My first thought is that given how pdptw problems are formulated in OR Tools, you'd basically have to create dummy destination nodes for every item-transithub pair, and then dummy pickup nodes for evvery item-transithub pair. That could be a lot of nodes.

Then I'd collect the dummy transit hubs for each item and put them together in a disjunction with zero penalty for dropping.

Then I'd maybe play with expanding the pickup and delivery API calls to include the dummy node delivery and dummy node pickup for each item, reversing the sense of the pickup and delivery API call.

All together, my guess is that formulation would not end up with a solution that I want.

My guess is that the solutions generated would tend to avoid transit hubs as much as possible, as they generate longer routes.

My guess is that transit hubs exist not because they create more efficient delivery routes, but because they are easier for people to use to generate efficient routes, as well as to optimize staffing etc. A person can't solve a large scale NP Hard problem, but it isn't so bad to reason out an acceptable solution for making deliveries from a transit hub to a local area.
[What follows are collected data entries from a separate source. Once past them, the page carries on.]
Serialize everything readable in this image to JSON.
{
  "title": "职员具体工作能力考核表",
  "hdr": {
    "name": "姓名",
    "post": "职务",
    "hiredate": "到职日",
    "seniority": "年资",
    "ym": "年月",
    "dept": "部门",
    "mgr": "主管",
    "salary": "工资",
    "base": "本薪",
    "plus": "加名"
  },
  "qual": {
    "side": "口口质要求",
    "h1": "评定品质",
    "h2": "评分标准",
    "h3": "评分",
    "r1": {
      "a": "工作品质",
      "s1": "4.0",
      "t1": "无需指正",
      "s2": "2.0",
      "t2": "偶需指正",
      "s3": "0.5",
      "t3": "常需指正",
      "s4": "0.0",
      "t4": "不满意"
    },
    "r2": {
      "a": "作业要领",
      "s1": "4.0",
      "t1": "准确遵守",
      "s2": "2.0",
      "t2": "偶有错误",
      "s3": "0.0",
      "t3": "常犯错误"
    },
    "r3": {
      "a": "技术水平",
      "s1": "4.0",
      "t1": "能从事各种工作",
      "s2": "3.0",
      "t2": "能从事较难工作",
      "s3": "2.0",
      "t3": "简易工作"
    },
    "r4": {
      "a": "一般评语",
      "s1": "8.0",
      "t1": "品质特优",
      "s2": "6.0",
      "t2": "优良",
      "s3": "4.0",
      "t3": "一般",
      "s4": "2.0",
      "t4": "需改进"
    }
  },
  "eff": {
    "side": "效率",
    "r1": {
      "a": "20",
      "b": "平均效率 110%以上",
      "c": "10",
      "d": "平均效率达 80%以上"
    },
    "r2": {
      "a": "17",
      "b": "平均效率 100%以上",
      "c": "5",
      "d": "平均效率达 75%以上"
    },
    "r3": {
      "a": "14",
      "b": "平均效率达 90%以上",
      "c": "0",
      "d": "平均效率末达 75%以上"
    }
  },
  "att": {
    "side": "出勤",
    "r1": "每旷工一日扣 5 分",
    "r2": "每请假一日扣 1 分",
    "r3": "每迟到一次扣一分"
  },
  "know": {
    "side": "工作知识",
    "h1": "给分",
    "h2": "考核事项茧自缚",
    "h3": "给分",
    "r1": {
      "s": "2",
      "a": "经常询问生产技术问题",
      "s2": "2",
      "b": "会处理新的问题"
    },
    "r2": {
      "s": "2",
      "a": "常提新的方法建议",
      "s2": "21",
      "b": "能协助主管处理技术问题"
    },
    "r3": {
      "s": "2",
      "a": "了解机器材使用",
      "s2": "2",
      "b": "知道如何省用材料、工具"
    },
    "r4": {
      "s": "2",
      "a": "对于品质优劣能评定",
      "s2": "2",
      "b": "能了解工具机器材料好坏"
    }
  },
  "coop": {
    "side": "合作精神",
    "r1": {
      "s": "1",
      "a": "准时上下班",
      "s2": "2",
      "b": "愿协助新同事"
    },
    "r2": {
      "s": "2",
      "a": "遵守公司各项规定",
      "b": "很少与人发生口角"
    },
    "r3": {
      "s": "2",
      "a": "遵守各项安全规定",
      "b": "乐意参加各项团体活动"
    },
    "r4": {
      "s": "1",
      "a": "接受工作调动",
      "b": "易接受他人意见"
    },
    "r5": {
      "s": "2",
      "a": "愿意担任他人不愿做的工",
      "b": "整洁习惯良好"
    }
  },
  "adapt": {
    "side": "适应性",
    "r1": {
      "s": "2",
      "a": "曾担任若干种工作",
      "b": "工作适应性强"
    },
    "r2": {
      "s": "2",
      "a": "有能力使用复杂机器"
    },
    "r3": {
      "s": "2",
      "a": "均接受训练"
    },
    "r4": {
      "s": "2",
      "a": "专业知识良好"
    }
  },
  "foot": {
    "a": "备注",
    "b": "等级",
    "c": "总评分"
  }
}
Plus the drivers probably prefer sticking to known areas, because they learn the ins and outs of the area and get more efficient on their own.

So the trick is going to be figuring out exactly why the transit hubs are desirable, and coding those reasons into your formulation.

As an example, suppose the transit hubs are really break bulk depots, and you have large capacity trucks doing line haul, and then small delivery vans/cargo bicycles doing the last mile deliveries. Then the transit hub dummies only have to be one or two per item, picking the transit hub(s) closest to the destination. The final delivery nodes I'd restrict to being serviceable only by my local vehicle fleet.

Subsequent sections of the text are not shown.